Immer noch gafft der Bahnfahrer mit offenem Mund abwechselnd auf die verschlossene Stelle am Boden und auf seine leeren Hände. Ein wirrer, und trotzdem unermesslich langsamer Gedanke schleicht sich durch das Schneckenhaus in seinem Kopf. Dieser Gedanke erzählt ihm von Gänseblümchen. Von vielen Gänseblümchen auf einer riesigen Wiese, auf der kleine, bloße Gänsefüßchen herumlaufen. Gänsefüßchen. Mit denen jeder Satz beginnt. Oder aber endet. Solange er nur ausgesprochen wird.

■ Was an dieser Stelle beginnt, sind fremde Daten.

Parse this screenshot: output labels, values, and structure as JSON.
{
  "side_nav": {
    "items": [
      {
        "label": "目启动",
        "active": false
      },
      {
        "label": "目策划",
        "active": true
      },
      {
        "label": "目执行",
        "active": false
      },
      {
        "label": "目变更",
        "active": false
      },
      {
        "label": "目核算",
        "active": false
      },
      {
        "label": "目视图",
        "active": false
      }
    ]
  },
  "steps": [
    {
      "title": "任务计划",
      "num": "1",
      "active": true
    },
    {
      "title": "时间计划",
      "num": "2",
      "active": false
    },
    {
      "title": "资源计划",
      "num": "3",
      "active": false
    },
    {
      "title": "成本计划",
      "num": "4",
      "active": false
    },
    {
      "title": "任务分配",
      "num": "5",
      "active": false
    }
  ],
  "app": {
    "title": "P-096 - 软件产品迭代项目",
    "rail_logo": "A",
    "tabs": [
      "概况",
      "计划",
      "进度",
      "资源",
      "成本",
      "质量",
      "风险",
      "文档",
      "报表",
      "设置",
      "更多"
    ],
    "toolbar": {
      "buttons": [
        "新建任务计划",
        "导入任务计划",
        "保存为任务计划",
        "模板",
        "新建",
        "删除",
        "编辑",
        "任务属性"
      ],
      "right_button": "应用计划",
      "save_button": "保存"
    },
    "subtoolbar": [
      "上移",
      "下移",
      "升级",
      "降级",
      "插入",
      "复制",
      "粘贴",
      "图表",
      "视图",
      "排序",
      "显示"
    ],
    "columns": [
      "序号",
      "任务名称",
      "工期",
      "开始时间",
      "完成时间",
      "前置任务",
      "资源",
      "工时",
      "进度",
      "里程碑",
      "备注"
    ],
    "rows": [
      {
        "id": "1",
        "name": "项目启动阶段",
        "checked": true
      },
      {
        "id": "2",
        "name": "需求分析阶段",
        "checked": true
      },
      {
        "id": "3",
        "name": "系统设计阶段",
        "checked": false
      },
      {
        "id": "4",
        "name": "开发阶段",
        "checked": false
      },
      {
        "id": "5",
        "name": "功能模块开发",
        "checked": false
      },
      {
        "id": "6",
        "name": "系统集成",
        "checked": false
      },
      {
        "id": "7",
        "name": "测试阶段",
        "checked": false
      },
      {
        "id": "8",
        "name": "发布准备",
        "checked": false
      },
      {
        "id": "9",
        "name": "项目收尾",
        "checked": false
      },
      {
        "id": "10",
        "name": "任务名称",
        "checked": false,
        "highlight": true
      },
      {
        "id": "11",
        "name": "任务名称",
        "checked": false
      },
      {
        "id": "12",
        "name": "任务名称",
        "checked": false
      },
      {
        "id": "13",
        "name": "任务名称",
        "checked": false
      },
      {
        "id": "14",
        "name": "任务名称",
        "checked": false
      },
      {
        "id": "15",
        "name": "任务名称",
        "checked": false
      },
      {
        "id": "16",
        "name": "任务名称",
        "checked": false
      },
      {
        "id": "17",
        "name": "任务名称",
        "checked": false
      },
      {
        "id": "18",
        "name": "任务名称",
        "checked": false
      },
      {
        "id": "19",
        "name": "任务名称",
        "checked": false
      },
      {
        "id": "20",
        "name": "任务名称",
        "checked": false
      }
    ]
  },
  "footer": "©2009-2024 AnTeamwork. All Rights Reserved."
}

Eine unendlich lange Zeit steht der Bahnfahrer regungslos da, starrt nur herab auf Hände und Tunnelboden. In diesen wenigen Minuten altert er scheinbar um Jahrzehnte.

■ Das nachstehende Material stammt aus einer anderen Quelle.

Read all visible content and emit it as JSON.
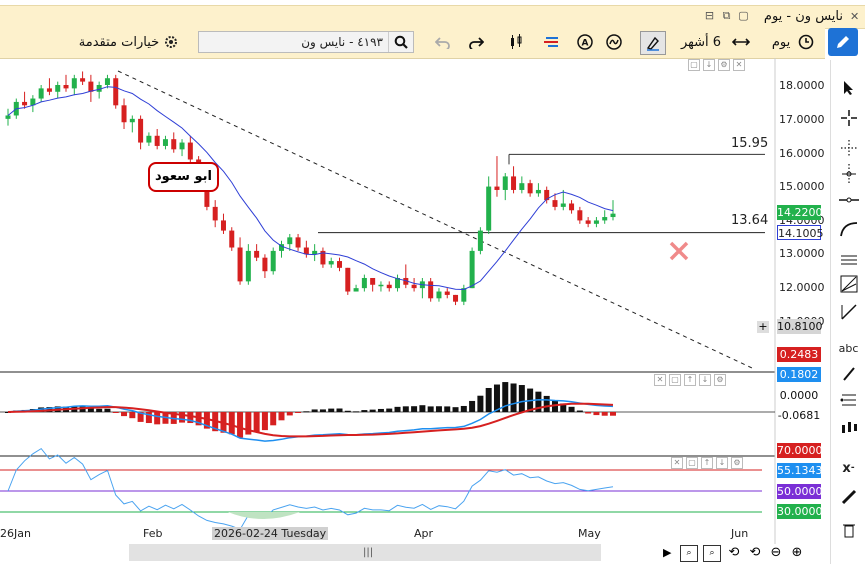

Dann beginnt er wieder zu gehen. Doch sind seine Schritte nur noch ein Schlurfen, schwer und müde, als rolle er seit Urzeiten einen großen Stein einen Berg hinauf. Träge schleift er die Füße hinter sich her. Nur nebenbei bemerkt er, daß er dabei die Tinte der Buchstaben verschmiert. Doch das ist dem Bahnfahrer egal. Er fühlt sich nur noch müde. Er versucht, nur auf seine Schuhe zu schauen, um die Buchstabenzeilen nicht mehr sehen zu müssen und um sich auf den nächsten Schritt zu konzentrieren, nur noch auf den nächsten Schritt. Und stets kommt ihm dieser schwerer vor als der letzte. Alles ist ihm egal geworden. Und selbst wenn die schienenartigen Streifen, die er hinter sich herzieht, irgendwann vor ihm auftauchen werden, so wird ihm auch das egal sein. Der einzige Vorteil, den er darin sehen wird, wird sein, daß es zumindest wie Schienen aussieht, was ihm den Weg in eine Unendlichkeit weist. In Gewissen-Haft. In eine schlauchartige Unendlichkeit einer einzigen runden Wand, bedruckt mit Buchstaben verschiedensten Schrifttyps, in langen Reihen aneinandergefügt, ohne Sinn und Bedeutung, wie das stumpfsinnige Geschwafel von Leuten, die hinter einer Bahnfahrerkabine stehen und sich mit nichtswertigen Informationen einlullen.
Und so schiebt er sich auf verschmierten Tintengleisen weiter voran, ohne etwas anderes zu wollen, als endlich ein wohltuendes Dunkel am Ende dieses Tunnels zu sehen.